I call into a vendor library that eventually calls into Solarflare's TCPDirect API to send packets to the network.

This call usually stays under 5us and has very little variance, but I was seeing the occasional 30ms or 60ms outlier.

I attached probes to track the latency of each call down the stack and it became quite easy to pin down the specific function.

Eventually tracking it down to a single assignment to a variable that was mmapped to a file, and getting spikes due to page cache writeback.

After figuring it out I found these two articles that go into more detail on the problem.

https://rigtorp.se/virtual-memory/

https://tungdam.medium.com/our-lessons-on-linux-writeback-do...

Here's one of the probes producing a histogram of the latency of the call to the TCPDirect function, which was surprising in how simple it was.

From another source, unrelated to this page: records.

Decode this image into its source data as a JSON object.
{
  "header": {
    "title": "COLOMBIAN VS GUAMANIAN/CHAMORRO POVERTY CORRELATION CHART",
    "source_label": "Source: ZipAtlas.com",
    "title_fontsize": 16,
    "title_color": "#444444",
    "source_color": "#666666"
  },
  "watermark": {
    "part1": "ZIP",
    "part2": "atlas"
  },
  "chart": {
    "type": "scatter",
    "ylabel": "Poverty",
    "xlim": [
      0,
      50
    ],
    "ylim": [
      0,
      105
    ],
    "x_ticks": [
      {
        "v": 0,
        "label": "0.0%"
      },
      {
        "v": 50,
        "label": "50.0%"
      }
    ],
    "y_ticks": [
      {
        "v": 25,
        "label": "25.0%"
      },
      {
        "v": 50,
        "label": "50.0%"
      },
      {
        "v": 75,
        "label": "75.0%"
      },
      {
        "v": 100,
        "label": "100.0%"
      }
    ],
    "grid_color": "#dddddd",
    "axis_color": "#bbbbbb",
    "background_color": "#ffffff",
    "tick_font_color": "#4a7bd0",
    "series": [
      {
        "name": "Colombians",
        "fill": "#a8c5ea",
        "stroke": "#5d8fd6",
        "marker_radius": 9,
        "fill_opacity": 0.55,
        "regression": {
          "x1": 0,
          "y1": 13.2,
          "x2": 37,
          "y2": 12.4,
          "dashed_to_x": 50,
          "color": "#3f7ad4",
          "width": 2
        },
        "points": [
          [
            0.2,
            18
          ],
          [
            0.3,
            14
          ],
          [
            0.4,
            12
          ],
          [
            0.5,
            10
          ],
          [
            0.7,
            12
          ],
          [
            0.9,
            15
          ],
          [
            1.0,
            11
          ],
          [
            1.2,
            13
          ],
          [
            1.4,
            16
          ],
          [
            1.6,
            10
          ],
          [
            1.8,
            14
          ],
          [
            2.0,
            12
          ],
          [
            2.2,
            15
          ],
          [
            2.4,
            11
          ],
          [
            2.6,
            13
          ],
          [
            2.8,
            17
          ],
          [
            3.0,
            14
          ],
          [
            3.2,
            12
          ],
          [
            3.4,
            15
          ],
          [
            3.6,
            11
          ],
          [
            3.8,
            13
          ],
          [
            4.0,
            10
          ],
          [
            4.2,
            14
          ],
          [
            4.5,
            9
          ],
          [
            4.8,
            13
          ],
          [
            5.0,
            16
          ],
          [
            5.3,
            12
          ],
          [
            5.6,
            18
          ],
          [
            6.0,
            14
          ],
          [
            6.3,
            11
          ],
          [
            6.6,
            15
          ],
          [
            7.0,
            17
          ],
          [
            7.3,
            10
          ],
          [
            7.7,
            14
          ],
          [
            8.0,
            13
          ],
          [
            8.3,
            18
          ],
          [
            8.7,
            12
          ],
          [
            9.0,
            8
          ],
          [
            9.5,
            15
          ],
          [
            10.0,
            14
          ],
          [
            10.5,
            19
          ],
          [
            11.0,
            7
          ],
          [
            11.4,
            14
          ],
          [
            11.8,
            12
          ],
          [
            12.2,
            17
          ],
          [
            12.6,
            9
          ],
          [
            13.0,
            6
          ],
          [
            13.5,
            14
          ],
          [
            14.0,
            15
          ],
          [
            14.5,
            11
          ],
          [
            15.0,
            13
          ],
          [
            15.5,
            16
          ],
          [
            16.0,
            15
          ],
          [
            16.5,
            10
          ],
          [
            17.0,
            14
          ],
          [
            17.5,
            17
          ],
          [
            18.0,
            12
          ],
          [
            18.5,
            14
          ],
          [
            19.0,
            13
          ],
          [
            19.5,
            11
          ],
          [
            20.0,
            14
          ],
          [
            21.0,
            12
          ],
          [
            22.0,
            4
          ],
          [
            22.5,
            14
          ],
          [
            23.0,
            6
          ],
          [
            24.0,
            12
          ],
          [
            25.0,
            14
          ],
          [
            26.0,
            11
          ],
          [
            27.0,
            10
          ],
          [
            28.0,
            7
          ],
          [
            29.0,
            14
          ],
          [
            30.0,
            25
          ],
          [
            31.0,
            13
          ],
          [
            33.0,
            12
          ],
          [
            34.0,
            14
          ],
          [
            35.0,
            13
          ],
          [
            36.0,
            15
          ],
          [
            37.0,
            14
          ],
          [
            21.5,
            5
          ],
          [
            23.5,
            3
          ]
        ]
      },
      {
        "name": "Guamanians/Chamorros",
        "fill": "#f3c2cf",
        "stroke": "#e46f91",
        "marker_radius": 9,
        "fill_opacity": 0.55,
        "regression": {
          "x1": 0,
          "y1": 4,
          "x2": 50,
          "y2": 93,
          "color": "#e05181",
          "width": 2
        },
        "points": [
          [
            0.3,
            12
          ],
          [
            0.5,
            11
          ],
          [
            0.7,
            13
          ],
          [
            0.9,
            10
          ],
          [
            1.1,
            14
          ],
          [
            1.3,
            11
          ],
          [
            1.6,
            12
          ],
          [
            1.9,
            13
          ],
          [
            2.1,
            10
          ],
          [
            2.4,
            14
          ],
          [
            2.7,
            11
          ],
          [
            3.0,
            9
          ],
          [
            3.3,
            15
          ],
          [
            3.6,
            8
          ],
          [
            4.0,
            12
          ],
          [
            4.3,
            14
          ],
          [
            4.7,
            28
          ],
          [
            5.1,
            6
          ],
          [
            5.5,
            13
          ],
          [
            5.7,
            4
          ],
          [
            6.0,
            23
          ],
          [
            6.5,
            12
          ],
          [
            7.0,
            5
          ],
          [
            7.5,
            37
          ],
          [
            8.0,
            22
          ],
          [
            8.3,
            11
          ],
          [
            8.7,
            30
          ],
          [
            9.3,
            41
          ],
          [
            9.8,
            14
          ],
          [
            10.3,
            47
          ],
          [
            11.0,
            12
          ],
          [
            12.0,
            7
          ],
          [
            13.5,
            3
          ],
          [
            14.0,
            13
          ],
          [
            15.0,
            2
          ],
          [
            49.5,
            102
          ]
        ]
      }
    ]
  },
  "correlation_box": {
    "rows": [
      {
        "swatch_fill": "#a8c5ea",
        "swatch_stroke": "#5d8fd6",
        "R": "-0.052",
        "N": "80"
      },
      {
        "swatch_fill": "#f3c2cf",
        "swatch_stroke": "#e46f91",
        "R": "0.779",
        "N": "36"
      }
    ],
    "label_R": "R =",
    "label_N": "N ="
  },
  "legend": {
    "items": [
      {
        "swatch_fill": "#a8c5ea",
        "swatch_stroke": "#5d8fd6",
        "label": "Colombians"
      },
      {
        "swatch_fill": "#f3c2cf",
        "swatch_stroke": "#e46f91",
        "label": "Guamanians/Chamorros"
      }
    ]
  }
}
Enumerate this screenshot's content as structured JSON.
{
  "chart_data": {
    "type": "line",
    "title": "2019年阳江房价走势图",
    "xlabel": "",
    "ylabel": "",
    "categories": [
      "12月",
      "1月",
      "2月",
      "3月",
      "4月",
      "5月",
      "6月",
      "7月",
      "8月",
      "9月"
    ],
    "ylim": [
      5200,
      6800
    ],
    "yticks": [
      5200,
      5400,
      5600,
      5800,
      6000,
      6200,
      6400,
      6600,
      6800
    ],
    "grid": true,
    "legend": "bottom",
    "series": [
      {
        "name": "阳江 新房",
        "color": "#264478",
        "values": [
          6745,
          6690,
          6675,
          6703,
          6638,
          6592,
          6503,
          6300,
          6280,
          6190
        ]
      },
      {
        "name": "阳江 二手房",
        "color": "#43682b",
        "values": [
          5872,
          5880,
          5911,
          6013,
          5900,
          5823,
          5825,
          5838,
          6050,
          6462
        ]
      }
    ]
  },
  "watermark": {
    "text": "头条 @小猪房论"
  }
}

  sudo bpftrace -p "$PID" -e '
    // —— TCPDirect ——
    uprobe:/lib/x86_64-linux-gnu/libonload_zf.so.1:zft_send_single {
      @zf_start[tid] = nsecs;
    }
    uretprobe:/lib/x86_64-linux-gnu/libonload_zf.so.1:zft_send_single /@zf_start[tid]/ {
      $lat = nsecs - @zf_start[tid];
      @h_zft = hist($lat / 1000);
      delete(@zf_start[tid]);
    }
  '
panic 3 days ago

Cool to see Linux catching up to dtrace :)